Cette célèbre réflexion de l’historien et archéologue Robert Turcan — membre de l’Académie des Inscriptions et Belles-Lettres, spécialiste incontesté de l’Antiquité romaine — résume à elle seule la proximité troublante entre deux religions nées presque simultanément : le christianisme et le culte de Mithra.

Robert Turcan

Les origines d’un culte solaire

Le mithraïsme, ou culte de Mithra, plonge ses racines dans l’ancien monde iranien. Introduit dans l’Empire romain à la fin du Ier siècle, il s’y répandit rapidement, notamment parmi les soldats. À cette époque, alors que le christianisme commençait à se diffuser discrètement en Orient, le culte de Mithra trouvait un terrain fertile dans les légions romaines, les ports et les provinces frontalières de l’Empire.

Armée romaine

Cependant, le culte romain de Mithra se distingue profondément de ses origines perses. Il devient, à Rome, une religion à mystères, à caractère initiatique et ésotérique. Sa transmission se faisait non par l’écrit, mais par la parole et le rituel. Les adeptes, exclusivement masculins, se réunissaient dans des sanctuaires souterrains, les mithraea, reproduisant symboliquement la grotte où, selon la légende, Mithra sacrifia un taureau primordial.

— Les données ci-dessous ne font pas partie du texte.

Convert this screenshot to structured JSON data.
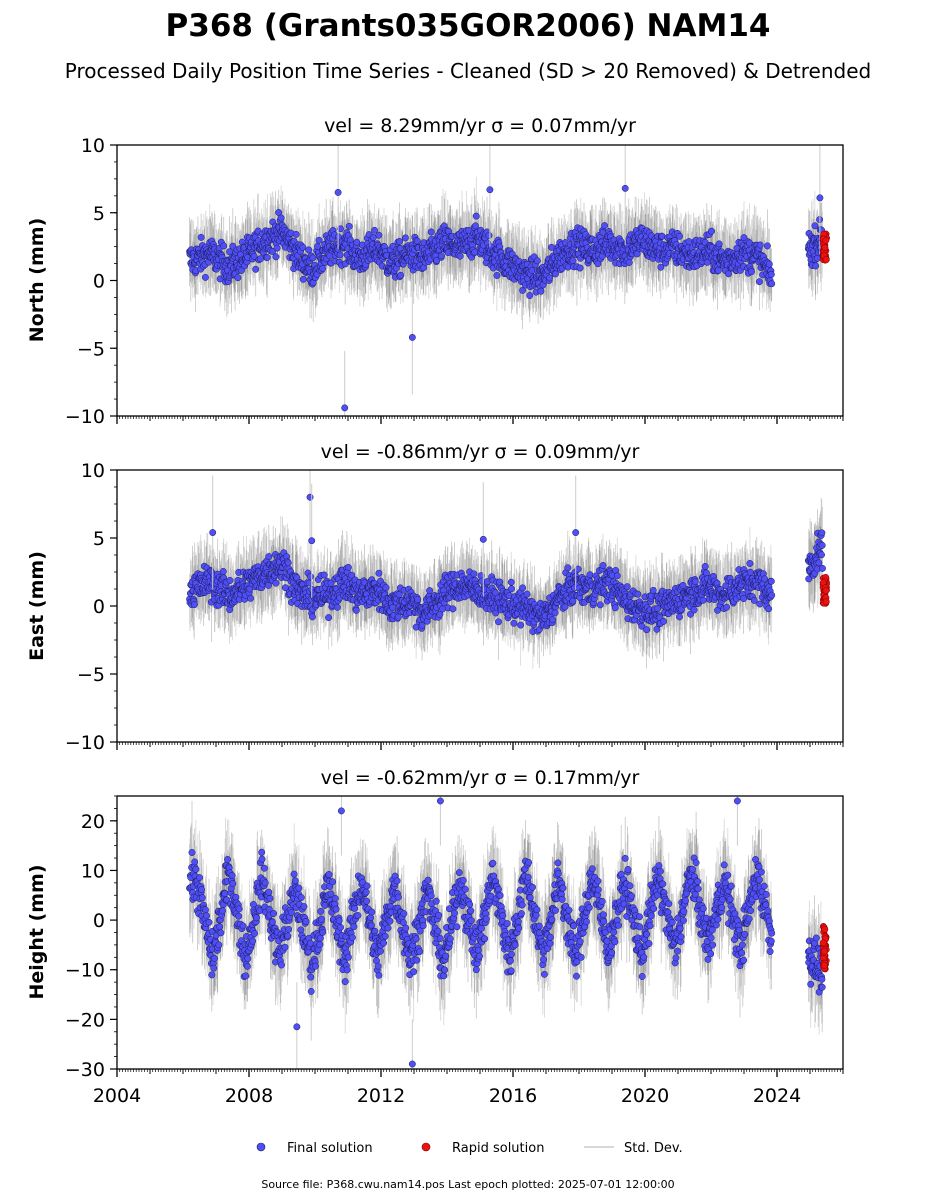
{
  "figure": {
    "title": "P368 (Grants035GOR2006) NAM14",
    "subtitle": "Processed Daily Position Time Series - Cleaned (SD > 20 Removed) & Detrended",
    "footer": "Source file: P368.cwu.nam14.pos  Last epoch plotted: 2025-07-01 12:00:00"
  },
  "legend": {
    "final": "Final solution",
    "rapid": "Rapid solution",
    "std": "Std. Dev."
  },
  "colors": {
    "final_fill": "#4f4ff5",
    "final_edge": "#1a1a5a",
    "rapid_fill": "#ee1111",
    "rapid_edge": "#7a0000",
    "std_line": "#cccccc",
    "std_dense": "#555555"
  },
  "chart_data": [
    {
      "type": "scatter",
      "panel": "north",
      "title": "vel = 8.29mm/yr   σ = 0.07mm/yr",
      "ylabel": "North (mm)",
      "xlim": [
        2004.0,
        2026.0
      ],
      "ylim": [
        -10,
        10
      ],
      "yticks": [
        -10,
        -5,
        0,
        5,
        10
      ],
      "xticks": [
        2004,
        2008,
        2012,
        2016,
        2020,
        2024
      ],
      "xlabels_shown": false,
      "series": [
        {
          "name": "Final solution",
          "spans": [
            [
              2006.2,
              2023.85
            ],
            [
              2024.95,
              2025.38
            ]
          ],
          "x": [
            2006.3,
            2006.8,
            2007.4,
            2007.9,
            2008.5,
            2009.0,
            2009.5,
            2009.9,
            2010.4,
            2010.9,
            2011.3,
            2011.9,
            2012.3,
            2012.9,
            2013.3,
            2013.9,
            2014.4,
            2014.9,
            2015.4,
            2015.9,
            2016.4,
            2016.9,
            2017.4,
            2017.9,
            2018.4,
            2018.9,
            2019.4,
            2019.9,
            2020.4,
            2020.9,
            2021.4,
            2021.9,
            2022.4,
            2022.9,
            2023.4,
            2023.8,
            2025.1,
            2025.3
          ],
          "y": [
            1.5,
            2.0,
            1.0,
            1.8,
            3.0,
            3.6,
            1.8,
            0.8,
            2.2,
            2.8,
            1.6,
            2.4,
            1.2,
            2.0,
            1.6,
            2.8,
            2.4,
            3.2,
            2.0,
            1.2,
            0.4,
            0.2,
            1.8,
            2.6,
            2.2,
            2.8,
            2.2,
            3.0,
            2.2,
            2.4,
            1.8,
            2.2,
            1.4,
            2.0,
            1.8,
            0.4,
            2.5,
            3.0
          ]
        },
        {
          "name": "Rapid solution",
          "x": [
            2025.4,
            2025.42,
            2025.45,
            2025.47,
            2025.5
          ],
          "y": [
            1.5,
            2.0,
            2.5,
            3.0,
            3.5
          ]
        }
      ],
      "outliers": [
        [
          2010.9,
          -9.4
        ],
        [
          2012.95,
          -4.2
        ],
        [
          2010.7,
          6.5
        ],
        [
          2015.3,
          6.7
        ],
        [
          2019.4,
          6.8
        ],
        [
          2025.3,
          6.1
        ]
      ]
    },
    {
      "type": "scatter",
      "panel": "east",
      "title": "vel = -0.86mm/yr   σ = 0.09mm/yr",
      "ylabel": "East (mm)",
      "xlim": [
        2004.0,
        2026.0
      ],
      "ylim": [
        -10,
        10
      ],
      "yticks": [
        -10,
        -5,
        0,
        5,
        10
      ],
      "xticks": [
        2004,
        2008,
        2012,
        2016,
        2020,
        2024
      ],
      "xlabels_shown": false,
      "series": [
        {
          "name": "Final solution",
          "spans": [
            [
              2006.2,
              2023.85
            ],
            [
              2024.95,
              2025.38
            ]
          ],
          "x": [
            2006.3,
            2006.8,
            2007.4,
            2007.9,
            2008.5,
            2009.0,
            2009.5,
            2009.9,
            2010.4,
            2010.9,
            2011.3,
            2011.9,
            2012.3,
            2012.9,
            2013.3,
            2013.9,
            2014.4,
            2014.9,
            2015.4,
            2015.9,
            2016.4,
            2016.9,
            2017.4,
            2017.9,
            2018.4,
            2018.9,
            2019.4,
            2019.9,
            2020.4,
            2020.9,
            2021.4,
            2021.9,
            2022.4,
            2022.9,
            2023.4,
            2023.8,
            2025.1,
            2025.3
          ],
          "y": [
            1.2,
            1.8,
            0.8,
            1.5,
            2.5,
            3.2,
            1.0,
            0.6,
            0.8,
            1.8,
            0.8,
            1.2,
            0.0,
            0.4,
            -0.6,
            0.8,
            1.6,
            1.2,
            0.6,
            0.2,
            -0.2,
            -1.0,
            0.6,
            1.6,
            1.2,
            1.8,
            0.4,
            -0.2,
            -0.4,
            0.4,
            1.0,
            1.4,
            0.8,
            1.6,
            1.8,
            0.8,
            3.2,
            4.2
          ]
        },
        {
          "name": "Rapid solution",
          "x": [
            2025.4,
            2025.42,
            2025.45,
            2025.47,
            2025.5
          ],
          "y": [
            0.2,
            0.8,
            1.2,
            1.8,
            2.2
          ]
        }
      ],
      "outliers": [
        [
          2009.85,
          8.0
        ],
        [
          2009.9,
          4.8
        ],
        [
          2006.9,
          5.4
        ],
        [
          2015.1,
          4.9
        ],
        [
          2017.9,
          5.4
        ]
      ]
    },
    {
      "type": "scatter",
      "panel": "height",
      "title": "vel = -0.62mm/yr   σ = 0.17mm/yr",
      "ylabel": "Height (mm)",
      "xlim": [
        2004.0,
        2026.0
      ],
      "ylim": [
        -30,
        25
      ],
      "yticks": [
        -30,
        -20,
        -10,
        0,
        10,
        20
      ],
      "xticks": [
        2004,
        2008,
        2012,
        2016,
        2020,
        2024
      ],
      "xlabels_shown": true,
      "series": [
        {
          "name": "Final solution",
          "spans": [
            [
              2006.2,
              2023.85
            ],
            [
              2024.95,
              2025.38
            ]
          ],
          "amplitude": 9,
          "period_years": 1.0,
          "x": [
            2006.4,
            2006.9,
            2007.4,
            2007.9,
            2008.4,
            2008.9,
            2009.4,
            2009.9,
            2010.4,
            2010.9,
            2011.4,
            2011.9,
            2012.4,
            2012.9,
            2013.4,
            2013.9,
            2014.4,
            2014.9,
            2015.4,
            2015.9,
            2016.4,
            2016.9,
            2017.4,
            2017.9,
            2018.4,
            2018.9,
            2019.4,
            2019.9,
            2020.4,
            2020.9,
            2021.4,
            2021.9,
            2022.4,
            2022.9,
            2023.4,
            2023.8,
            2025.1,
            2025.3
          ],
          "y": [
            8,
            -8,
            10,
            -8,
            9,
            -7,
            6,
            -9,
            7,
            -8,
            8,
            -8,
            7,
            -8,
            6,
            -9,
            8,
            -7,
            9,
            -8,
            10,
            -7,
            8,
            -8,
            9,
            -6,
            8,
            -7,
            9,
            -6,
            10,
            -5,
            8,
            -6,
            10,
            -2,
            -8,
            -10
          ]
        },
        {
          "name": "Rapid solution",
          "x": [
            2025.4,
            2025.42,
            2025.45,
            2025.47,
            2025.5
          ],
          "y": [
            -10,
            -8,
            -5,
            -3,
            -1
          ]
        }
      ],
      "outliers": [
        [
          2009.45,
          -21.5
        ],
        [
          2012.95,
          -29.0
        ],
        [
          2013.8,
          24.0
        ],
        [
          2022.8,
          24.0
        ],
        [
          2010.8,
          22.0
        ]
      ]
    }
  ]
}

Une Mithrae en Campanie – Italie

Un culte réservé aux initiés

Les communautés mithriaques étaient structurées en plusieurs degrés hiérarchiques, du simple fidèle jusqu’au Pater, le « Père » qui dirigeait les cérémonies. Les rites, ponctués de repas sacrés et de banquets communautaires, célébraient la victoire de Mithra sur le taureau, acte fondateur qui régénérait la nature et assurait le salut du monde. Le mithraïsme se voulait donc une religion du renouveau et du salut, centrée sur le sacrifice, la lumière et la victoire sur les ténèbres.

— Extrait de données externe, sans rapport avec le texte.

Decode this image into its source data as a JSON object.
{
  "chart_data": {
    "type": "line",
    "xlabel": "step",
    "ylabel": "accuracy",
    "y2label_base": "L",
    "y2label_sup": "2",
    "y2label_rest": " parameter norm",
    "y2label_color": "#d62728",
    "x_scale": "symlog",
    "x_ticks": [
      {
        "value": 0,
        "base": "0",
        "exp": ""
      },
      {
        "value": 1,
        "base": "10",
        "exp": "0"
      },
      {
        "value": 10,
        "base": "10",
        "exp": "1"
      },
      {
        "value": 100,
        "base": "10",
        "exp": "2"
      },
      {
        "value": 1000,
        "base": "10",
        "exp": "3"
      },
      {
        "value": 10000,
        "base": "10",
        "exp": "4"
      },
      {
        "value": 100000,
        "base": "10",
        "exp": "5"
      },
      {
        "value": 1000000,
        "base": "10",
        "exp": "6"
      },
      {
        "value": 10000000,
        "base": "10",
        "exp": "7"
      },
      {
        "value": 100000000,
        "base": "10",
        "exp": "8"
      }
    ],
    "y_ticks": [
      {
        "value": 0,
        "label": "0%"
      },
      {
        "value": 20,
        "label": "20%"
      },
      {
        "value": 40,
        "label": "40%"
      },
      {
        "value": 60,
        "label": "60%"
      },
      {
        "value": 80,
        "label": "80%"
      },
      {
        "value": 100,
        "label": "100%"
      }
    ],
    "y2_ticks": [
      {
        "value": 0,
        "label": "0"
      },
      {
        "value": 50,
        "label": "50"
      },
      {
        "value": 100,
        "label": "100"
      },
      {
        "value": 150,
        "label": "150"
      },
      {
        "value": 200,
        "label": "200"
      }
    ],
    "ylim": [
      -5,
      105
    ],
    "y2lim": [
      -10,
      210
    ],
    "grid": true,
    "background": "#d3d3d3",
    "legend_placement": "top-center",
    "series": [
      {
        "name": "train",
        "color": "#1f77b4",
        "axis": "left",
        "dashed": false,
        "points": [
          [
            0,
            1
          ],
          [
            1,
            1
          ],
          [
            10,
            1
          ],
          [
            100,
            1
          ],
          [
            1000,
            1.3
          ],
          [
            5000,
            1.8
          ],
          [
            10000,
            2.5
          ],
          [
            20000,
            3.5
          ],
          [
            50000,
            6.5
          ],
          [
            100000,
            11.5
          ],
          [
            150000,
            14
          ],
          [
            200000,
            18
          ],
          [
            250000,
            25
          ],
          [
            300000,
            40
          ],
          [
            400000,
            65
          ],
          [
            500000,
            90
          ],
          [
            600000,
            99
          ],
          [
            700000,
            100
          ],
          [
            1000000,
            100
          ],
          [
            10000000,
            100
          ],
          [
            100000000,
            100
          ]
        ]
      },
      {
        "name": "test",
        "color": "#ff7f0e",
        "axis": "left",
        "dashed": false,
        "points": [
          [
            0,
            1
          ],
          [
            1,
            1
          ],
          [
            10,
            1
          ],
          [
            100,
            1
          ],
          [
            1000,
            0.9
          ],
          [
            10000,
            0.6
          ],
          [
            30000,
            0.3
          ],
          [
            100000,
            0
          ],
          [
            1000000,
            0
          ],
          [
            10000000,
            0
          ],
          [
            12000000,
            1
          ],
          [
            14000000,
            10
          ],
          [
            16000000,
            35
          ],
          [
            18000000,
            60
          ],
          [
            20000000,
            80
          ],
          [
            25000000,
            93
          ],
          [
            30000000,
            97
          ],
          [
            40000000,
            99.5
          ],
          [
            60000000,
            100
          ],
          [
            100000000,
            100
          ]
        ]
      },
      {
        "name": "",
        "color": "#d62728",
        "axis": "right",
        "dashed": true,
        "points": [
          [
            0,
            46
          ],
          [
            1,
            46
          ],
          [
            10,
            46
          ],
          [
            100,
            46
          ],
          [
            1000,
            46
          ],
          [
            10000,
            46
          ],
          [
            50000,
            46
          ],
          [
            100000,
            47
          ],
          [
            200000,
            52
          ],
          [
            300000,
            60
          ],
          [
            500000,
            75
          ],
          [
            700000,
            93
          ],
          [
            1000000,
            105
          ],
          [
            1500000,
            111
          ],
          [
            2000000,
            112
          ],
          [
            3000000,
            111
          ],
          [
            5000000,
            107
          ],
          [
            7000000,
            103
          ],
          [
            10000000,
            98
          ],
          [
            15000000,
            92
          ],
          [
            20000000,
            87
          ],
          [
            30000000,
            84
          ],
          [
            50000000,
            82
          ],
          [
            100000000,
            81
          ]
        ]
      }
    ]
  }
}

Les parallèles troublants avec le christianisme

L’apparition du christianisme et celle du mithraïsme au sein du même Empire, à la même période, ne pouvaient qu’éveiller les comparaisons. Les Pères de l’Église eux-mêmes en furent conscients. Tertullien, au IIᵉ siècle, qualifia le culte de Mithra de « contrefaçon diabolique » du christianisme, tant les ressemblances semblaient nombreuses :

  • Tous deux reposent sur un sacrifice fondateur — le Christ crucifié pour le salut des hommes, Mithra immolant le taureau cosmique pour régénérer la vie.
  • Tous deux proposent un rite de communion autour d’un repas symbolique.
  • Tous deux promettent un salut individuel et collectif après la mort.

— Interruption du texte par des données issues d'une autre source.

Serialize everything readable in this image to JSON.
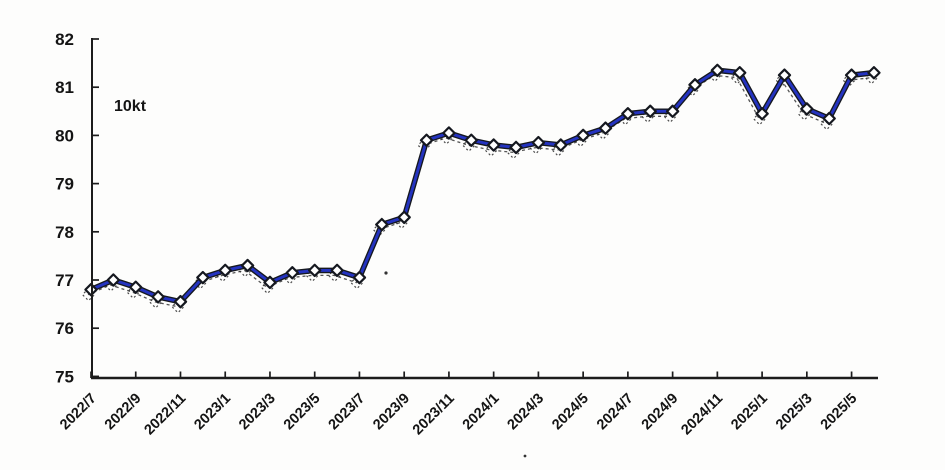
{
  "page": {
    "background_color": "#fdfdfc",
    "description": "scanned monthly line chart, no title, no legend"
  },
  "chart_data": {
    "type": "line",
    "title": "",
    "unit_label": "10kt",
    "legend_position": "none",
    "grid": false,
    "x": [
      "2022/7",
      "2022/8",
      "2022/9",
      "2022/10",
      "2022/11",
      "2022/12",
      "2023/1",
      "2023/2",
      "2023/3",
      "2023/4",
      "2023/5",
      "2023/6",
      "2023/7",
      "2023/8",
      "2023/9",
      "2023/10",
      "2023/11",
      "2023/12",
      "2024/1",
      "2024/2",
      "2024/3",
      "2024/4",
      "2024/5",
      "2024/6",
      "2024/7",
      "2024/8",
      "2024/9",
      "2024/10",
      "2024/11",
      "2024/12",
      "2025/1",
      "2025/2",
      "2025/3",
      "2025/4",
      "2025/5",
      "2025/6"
    ],
    "values": [
      76.8,
      77.0,
      76.85,
      76.65,
      76.55,
      77.05,
      77.2,
      77.3,
      76.95,
      77.15,
      77.2,
      77.2,
      77.05,
      78.15,
      78.3,
      79.9,
      80.05,
      79.9,
      79.8,
      79.75,
      79.85,
      79.8,
      80.0,
      80.15,
      80.45,
      80.5,
      80.5,
      81.05,
      81.35,
      81.3,
      80.45,
      81.25,
      80.55,
      80.35,
      81.25,
      81.3
    ],
    "x_tick_labels": [
      "2022/7",
      "2022/9",
      "2022/11",
      "2023/1",
      "2023/3",
      "2023/5",
      "2023/7",
      "2023/9",
      "2023/11",
      "2024/1",
      "2024/3",
      "2024/5",
      "2024/7",
      "2024/9",
      "2024/11",
      "2025/1",
      "2025/3",
      "2025/5"
    ],
    "y_ticks": [
      82,
      81,
      80,
      79,
      78,
      77,
      76,
      75
    ],
    "ylim": [
      75,
      82
    ],
    "style": {
      "line_color": "#2433c0",
      "line_outline_color": "#15181f",
      "marker_shape": "diamond",
      "marker_fill": "#ffffff",
      "marker_border": "#15181f",
      "ghost_dash_color": "#2b2b2b",
      "axis_color": "#1c1c1c",
      "label_color": "#141414"
    }
  }
}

Le symbolisme solaire de Mithra — dieu invaincu, vainqueur des ténèbres — fait également écho à la lumière du Christ ressuscité. L’un et l’autre connaissent une ascension céleste : Mithra s’élève sur son char solaire ; le Christ monte aux cieux.

Certaines coïncidences calendaires renforcent encore ce parallèle :
le 25 décembre, date de la naissance de Mithra célébrée sous Aurélien comme Dies Natalis Solis Invicti, deviendra plus tard celle de la Nativité du Christ. De même, le dimanche, jour du Soleil, sera consacré au culte du Ressuscité.


Deux voies spirituelles, deux destins opposés

Pourquoi alors le christianisme triompha-t-il là où le culte de Mithra s’éteignit ?
Les raisons tiennent autant à la nature même de ces religions qu’au contexte politique.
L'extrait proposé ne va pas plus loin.